This month, President Trump announced a new U.S. national security strategy referring to China as one of the “rival powers” that seek to “challenge American influence, values and wealth.” To ensure the continued viability of the U.S. aluminum industry, the Trump administration in April launched the Section 232 national security investigation of aluminum imports. Since 2009, more than 4,000 American aluminum workers have lost their jobs due to foreign governments subsidizing their domestic aluminum industries.
In the early 2000s, the Chinese government recognized aluminum’s importance to strategic and high value downstream manufacturing and embarked on a state-led industry policy expansion. The results are astounding. Through the illegal subsidization of its primary aluminum producers, China now accounts for approximately 56 percent of global smelting capacity, or nearly 31 million tons per year. Prices collapsed as Chinese capacity ballooned.

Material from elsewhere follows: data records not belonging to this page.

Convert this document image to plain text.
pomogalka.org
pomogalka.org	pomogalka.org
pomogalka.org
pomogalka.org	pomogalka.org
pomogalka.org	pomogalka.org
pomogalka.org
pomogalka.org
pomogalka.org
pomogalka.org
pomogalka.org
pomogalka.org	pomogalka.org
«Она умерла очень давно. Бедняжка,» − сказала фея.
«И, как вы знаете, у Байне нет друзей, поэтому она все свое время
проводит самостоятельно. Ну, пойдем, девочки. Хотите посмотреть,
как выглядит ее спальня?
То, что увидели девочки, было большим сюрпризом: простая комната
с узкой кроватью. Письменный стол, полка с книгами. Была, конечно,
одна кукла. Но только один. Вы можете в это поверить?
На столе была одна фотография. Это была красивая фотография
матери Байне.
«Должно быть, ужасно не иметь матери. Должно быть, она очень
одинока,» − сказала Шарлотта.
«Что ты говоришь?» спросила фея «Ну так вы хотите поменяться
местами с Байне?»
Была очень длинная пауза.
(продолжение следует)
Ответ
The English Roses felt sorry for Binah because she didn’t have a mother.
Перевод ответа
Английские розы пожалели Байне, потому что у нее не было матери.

What began as a China problem, however, now has global implications. China’s state-driven expansion has reshaped the global aluminum industry in ominous ways for proponents of fair trade and competitive free markets. Governments elsewhere have stepped in to compete with the Chinese government’s industrial might by subsidizing their own state-owned aluminum producers. The distortions originating in the Chinese aluminum industry have been felt disproportionately by privately owned smelters as a result.
Unlike in other industries, the majority of global primary aluminum production occurs at smelters that are at least partially controlled by state-directed enterprises. According to CRU Group, while nearly 60 percent of Chinese capacity is state-owned, effectively all of Middle East capacity is state-owned, and governments in this region also bestow lavish energy subsidies on local producers, leading to significant capacity expansions. State-owned smelters in Asian countries outside of China account for nearly 60 percent of capacity in that region. Furthermore, in both Africa and South America, the state accounts for more than 40 percent of production.
What’s happening is clear. Around the world, governments are stepping in to support their domestic industries in competition with other governments. This is a vicious cycle with dramatic implications. Since 2009, during a period in which global aluminum prices have been under significant pressure, state-owned smelters in China, the Middle East and in other Asian countries added nearly 17 million tonnes of new capacity. These state-owned smelters account for an ever-increasing share of U.S. aluminum imports.
By contrast, private smelters operating under market-based constraints without extraordinary state support in the United States, Europe and elsewhere, have been forced to shut down, closing more than 3 million tons of capacity over the same period. The majority of these closures have been in the United States and have cost more than 4,000 hardworking and talented employees their good paying jobs.
The good news is that the United States, the European Union and Japan have recognized that this is not how the system is supposed to work. At the World Trade Organization Ministerial Conference in Buenos Aires this month, the three issued a joint statement calling for enhanced trilateral cooperation to address a “critical concern” in the global economy.
They “shared the view that severe excess capacity in key sectors exacerbated by government-financed and supported capacity expansion, unfair competitive conditions caused by large market-distorting subsidies and state-owned enterprises…are serious concerns for the proper functioning of international trade.”
The bad news is that this type of action moves slowly. With the role of the state expanding throughout the global aluminum industry, the U.S. primary aluminum industry will likely not survive long enough to see the benefits of a coordinated multinational solution. A domestic response is needed now to arrest the adverse effects of the state-directed excess capacity crisis.
The Section 232 national security investigation that President Trump launched is a critical opportunity to achieve that solution and save what is left of an industry that is vital to U.S. national security. The administration should move swiftly to bring the investigation to a conclusion and provide broad and effective relief to ensure that the U.S. primary aluminum industry will continue to play its vital role in the U.S. economy and national security.
Mike Bless is president and chief executive officer of Century Aluminum.